Dans la cour de l’école internationale de Stockholm, aucun masque en vue. Mais c’est le cas dans tout le pays : le port du masque n’est pas recommandé, mais pas interdit non plus, comme le précise Karin Henrekson, la directrice : « Si un élève arrive avec un masque, on en a 2 ou 3 pour tout l’établissement, c’est ok. Et si un prof veut porter un masque - personne ne le fait - c’est aussi ok. La ville de Stockholm n’impose pas de règles, elle recommande, seulement, de maintenir les distances entre nous… et les Suédois sont bons pour ça. »

La Suède a su en effet rester sur la même ligne, comme s’en félicite Anders Tegnell, l’épidémiologiste en chef : « A la différence d’autres pays, la Suède n’a pas changé ses recommandations. Nous n’utilisons pas le masque, et les écoles fonctionnent comme d’habitude. »

On garde donc ces distances tant qu’on peut, on se lave les mains fréquemment, les horaires de cantine ont été aménagés, comme avant les vacances. Mais là où les choses ont vraiment changé, c’est au lycée. Lycéens et étudiants étaient tous passés à l’enseignement à distance en mars parce qu’ils sont plus sensibles au coronavirus que les enfants, et qu’ils empruntent massivement les transports en commun. Aujourd’hui ils sont revenus, avec cependant quelques contraintes :« La ville a recommandé de réduire le nombre de lycéens présents de 20%. Donc a décidé de faire passer certaines classes une semaine sur deux en enseignement à distance. On avait aussi évoqué la possibilité d’arriver plus tôt, de partir plus tard, mais cela aurait trop perturbé nos emplois de temps. Peut-être que d’autres écoles ont fait différemment. »

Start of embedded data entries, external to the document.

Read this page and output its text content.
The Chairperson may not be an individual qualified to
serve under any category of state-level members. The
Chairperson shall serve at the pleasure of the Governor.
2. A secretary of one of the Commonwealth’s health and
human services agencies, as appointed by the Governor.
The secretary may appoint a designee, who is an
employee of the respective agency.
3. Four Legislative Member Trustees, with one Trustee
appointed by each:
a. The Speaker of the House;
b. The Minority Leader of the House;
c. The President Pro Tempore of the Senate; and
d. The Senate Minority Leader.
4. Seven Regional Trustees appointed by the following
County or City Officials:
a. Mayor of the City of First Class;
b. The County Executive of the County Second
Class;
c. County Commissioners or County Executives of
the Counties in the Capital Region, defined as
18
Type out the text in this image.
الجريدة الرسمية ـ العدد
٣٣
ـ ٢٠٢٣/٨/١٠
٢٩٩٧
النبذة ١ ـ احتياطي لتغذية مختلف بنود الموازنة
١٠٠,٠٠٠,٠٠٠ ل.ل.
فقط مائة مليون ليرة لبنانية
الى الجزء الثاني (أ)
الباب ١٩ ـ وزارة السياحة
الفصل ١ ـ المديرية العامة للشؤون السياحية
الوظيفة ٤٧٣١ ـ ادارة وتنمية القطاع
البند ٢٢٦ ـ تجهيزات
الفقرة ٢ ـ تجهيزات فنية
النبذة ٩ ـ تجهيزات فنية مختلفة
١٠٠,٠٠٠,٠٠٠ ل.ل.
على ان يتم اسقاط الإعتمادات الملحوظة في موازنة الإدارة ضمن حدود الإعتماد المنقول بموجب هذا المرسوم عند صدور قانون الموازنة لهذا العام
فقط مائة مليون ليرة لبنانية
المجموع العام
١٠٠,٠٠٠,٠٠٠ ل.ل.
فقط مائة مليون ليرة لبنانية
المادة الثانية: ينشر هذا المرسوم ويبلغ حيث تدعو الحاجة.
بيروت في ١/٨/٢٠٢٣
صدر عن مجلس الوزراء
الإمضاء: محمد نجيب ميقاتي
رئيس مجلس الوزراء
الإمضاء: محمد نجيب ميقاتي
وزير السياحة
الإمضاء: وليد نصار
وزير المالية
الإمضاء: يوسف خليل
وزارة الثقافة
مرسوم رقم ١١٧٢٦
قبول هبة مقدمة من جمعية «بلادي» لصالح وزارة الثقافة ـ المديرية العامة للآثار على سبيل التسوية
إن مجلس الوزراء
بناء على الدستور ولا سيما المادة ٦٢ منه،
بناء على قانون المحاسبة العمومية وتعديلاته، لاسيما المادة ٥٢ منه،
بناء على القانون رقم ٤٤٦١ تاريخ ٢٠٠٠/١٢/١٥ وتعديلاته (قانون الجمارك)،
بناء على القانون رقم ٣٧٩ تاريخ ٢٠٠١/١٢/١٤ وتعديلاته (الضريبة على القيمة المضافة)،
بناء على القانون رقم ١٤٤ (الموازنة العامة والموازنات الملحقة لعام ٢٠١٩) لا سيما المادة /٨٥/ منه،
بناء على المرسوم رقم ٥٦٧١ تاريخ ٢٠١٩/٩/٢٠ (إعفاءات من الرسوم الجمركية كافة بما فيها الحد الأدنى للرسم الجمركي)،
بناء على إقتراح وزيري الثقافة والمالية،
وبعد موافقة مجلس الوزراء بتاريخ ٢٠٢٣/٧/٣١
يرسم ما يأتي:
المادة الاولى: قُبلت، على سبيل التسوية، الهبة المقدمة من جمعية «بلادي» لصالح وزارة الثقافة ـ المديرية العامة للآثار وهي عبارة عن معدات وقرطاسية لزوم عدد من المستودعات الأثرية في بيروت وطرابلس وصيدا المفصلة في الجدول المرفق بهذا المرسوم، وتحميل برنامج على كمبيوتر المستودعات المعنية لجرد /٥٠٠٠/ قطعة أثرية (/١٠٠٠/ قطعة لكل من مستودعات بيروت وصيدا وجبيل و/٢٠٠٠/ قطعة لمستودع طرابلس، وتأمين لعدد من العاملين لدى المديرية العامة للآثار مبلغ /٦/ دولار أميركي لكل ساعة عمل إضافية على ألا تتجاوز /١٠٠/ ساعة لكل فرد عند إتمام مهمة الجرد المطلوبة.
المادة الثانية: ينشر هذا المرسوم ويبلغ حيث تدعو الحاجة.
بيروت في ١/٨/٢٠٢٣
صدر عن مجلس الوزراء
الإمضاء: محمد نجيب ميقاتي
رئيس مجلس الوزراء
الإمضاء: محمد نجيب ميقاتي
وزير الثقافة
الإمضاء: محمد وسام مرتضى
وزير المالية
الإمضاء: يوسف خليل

C’est le cas par exemple dans la ville de Göteborg, où aucun cours ne commence avant 9h, pour ne pas encombrer les transports. A l’école internationale de Stockholm, Helen, une professeure de sciences, est seule dans sa salle de cours, mais devant son écran d’ordinateur : « Je te retrouve dans un minute Ivan, je reviens… Juste maintenant j’ai un cours à distance avec mes deuxièmes années, et dans une demi-heure je vais courir dans les escaliers pour rejoindre physiquement mes élèves de 1ere année. »

Lärareforebunet, le principal syndicat d’enseignant, adhère pour l’instant à la ligne du gouvernement, même s’il reste vigilant. Emma Ölmebäck est l’une de ses représentantes : « Les enseignants s’inquiètent de la surcharge de travail amenée par l’épidémie, avec le remplacement des collègues absents, l’enseignement à distance, et tout ça en même temps. »

Les enseignants suédois, en revanche, ne demandant ni le port du masque, ni le dédoublement des classes. Selon leurs propres études, en effet, le taux de contamination des enseignants suédois est semblable à celui du reste de la population.